Salute cardiovascolare, Picaro (FdI-ECR): “Vince la linea italiana del buon senso: no a divieti ideologici”

L'eurodeputato Picaro rivendica il risultato politico a tutela delle filiere agroalimentari nazionali e del consumo responsabile

Salute cardiovascolare, Picaro (FdI-ECR): “Vince la linea italiana del buon senso: no a divieti ideologici”

“In Commissione SANT abbiamo ottenuto un risultato politico importante: sulla salute cardiovascolare è prevalsa una linea equilibrata, pragmatica e fondata sulle evidenze scientifiche. È la vittoria del buon senso contro chi voleva trasformare la prevenzione in un insieme di divieti, tasse e penalizzazioni ideologiche”.

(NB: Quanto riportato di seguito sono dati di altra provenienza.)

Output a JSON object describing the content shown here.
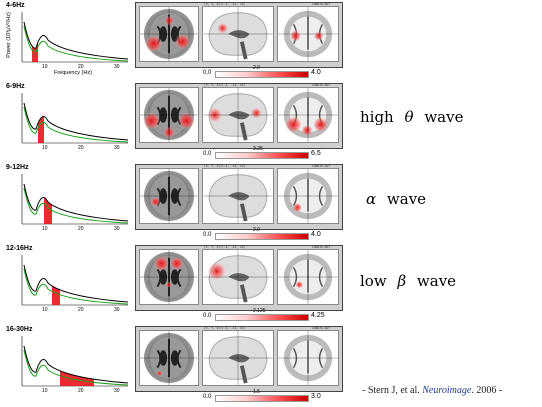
{
  "bands": [
    {
      "label": "4-6Hz",
      "cbar_low": "0.0",
      "cbar_mid": "2.0",
      "cbar_high": "4.0"
    },
    {
      "label": "6-9Hz",
      "cbar_low": "0.0",
      "cbar_mid": "3.25",
      "cbar_high": "6.5"
    },
    {
      "label": "9-12Hz",
      "cbar_low": "0.0",
      "cbar_mid": "2.0",
      "cbar_high": "4.0"
    },
    {
      "label": "12-16Hz",
      "cbar_low": "0.0",
      "cbar_mid": "2.125",
      "cbar_high": "4.25"
    },
    {
      "label": "16-30Hz",
      "cbar_low": "0.0",
      "cbar_mid": "1.5",
      "cbar_high": "3.0"
    }
  ],
  "spectrum_axis": {
    "ylabel": "Power (10³µV²/Hz)",
    "xlabel": "Frequency (Hz)",
    "xticks": [
      "10",
      "20",
      "30"
    ]
  },
  "panel_header": {
    "left": "(X, Y, Z)=(-4, -11, 13)",
    "right": "LORETA-KEY"
  },
  "annotations": [
    {
      "greek": "θ",
      "prefix": "high",
      "suffix": "wave"
    },
    {
      "greek": "α",
      "prefix": "",
      "suffix": "wave"
    },
    {
      "greek": "β",
      "prefix": "low",
      "suffix": "wave"
    }
  ],
  "citation": {
    "prefix": "- Stern J, et al.",
    "journal": "Neuroimage",
    "suffix": ". 2006 -"
  },
  "colors": {
    "accent_red": "#e8141a",
    "curve_green": "#1aa31a",
    "curve_black": "#000000"
  }
}
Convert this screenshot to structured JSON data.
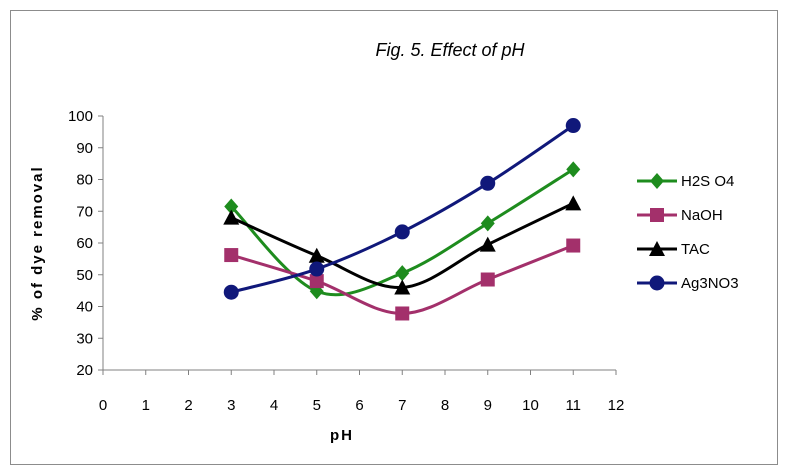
{
  "chart_data": {
    "type": "line",
    "title": "Fig. 5. Effect of pH",
    "xlabel": "pH",
    "ylabel": "% of dye removal",
    "xlim": [
      0,
      12
    ],
    "ylim": [
      20,
      100
    ],
    "x_ticks": [
      "0",
      "1",
      "2",
      "3",
      "4",
      "5",
      "6",
      "7",
      "8",
      "9",
      "10",
      "11",
      "12"
    ],
    "y_ticks": [
      "20",
      "30",
      "40",
      "50",
      "60",
      "70",
      "80",
      "90",
      "100"
    ],
    "x": [
      3,
      5,
      7,
      9,
      11
    ],
    "grid": false,
    "legend_position": "right",
    "series": [
      {
        "name": "H2S O4",
        "values": [
          71.5,
          44.8,
          50.5,
          66.2,
          83.2
        ],
        "color": "#1e8c1e",
        "marker": "diamond"
      },
      {
        "name": "NaOH",
        "values": [
          56.2,
          48.0,
          37.8,
          48.5,
          59.2
        ],
        "color": "#a3306b",
        "marker": "square"
      },
      {
        "name": "TAC",
        "values": [
          68.0,
          56.0,
          46.0,
          59.5,
          72.5
        ],
        "color": "#000000",
        "marker": "triangle"
      },
      {
        "name": "Ag3NO3",
        "values": [
          44.5,
          51.8,
          63.5,
          78.8,
          97.0
        ],
        "color": "#10187a",
        "marker": "circle"
      }
    ]
  }
}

Lo dichiara Michele Picaro, eurodeputato di Fratelli d’Italia – ECR e relatore ombra sul dossier relativo alla salute cardiovascolare, a seguito del voto espresso nella giornata di oggi, mercoledì 24 giugno 2026, a Bruxelles.

“Come Fratelli d’Italia ed ECR abbiamo lavorato per correggere un’impostazione iniziale troppo sbilanciata su restrizioni generalizzate, misure fiscali e approcci ideologici su tabacco, alcol, alimentazione e stilsi di vita. Il voto di oggi conferma che una politica sanitaria efficace deve essere proporzionata, realistica e rispettosa delle competenze degli Stati membri”, spiega il parlamentare europeo.

Distinzione tra consumo responsabile e nocivo

“Sull’alcol è passata la linea italiana che abbiamo difeso con determinazione: distinguere con chiarezza tra consumo responsabile e consumo nocivo, evitando approcci proibizionisti o penalizzanti per il vino e per le nostre filiere di qualità. Sull’alimentazione abbiamo valorizzato i modelli tradizionali salutari, a partire dalla dieta mediterranea, evitando derive punitive contro specifiche filiere. Sul tabacco è stato riconosciuto un principio importante: prodotti diversi possono avere profili di rischio diversi e le politiche pubbliche devono tenerne conto”, prosegue l’esponente politico.

“È un risultato che tutela la salute dei cittadini senza criminalizzare il Made in Italy”, aggiunge infine il relatore ombra del dossier, sottolineando la centralità delle evidenze scientifiche rispetto alle impostazioni restrittive generalizzate.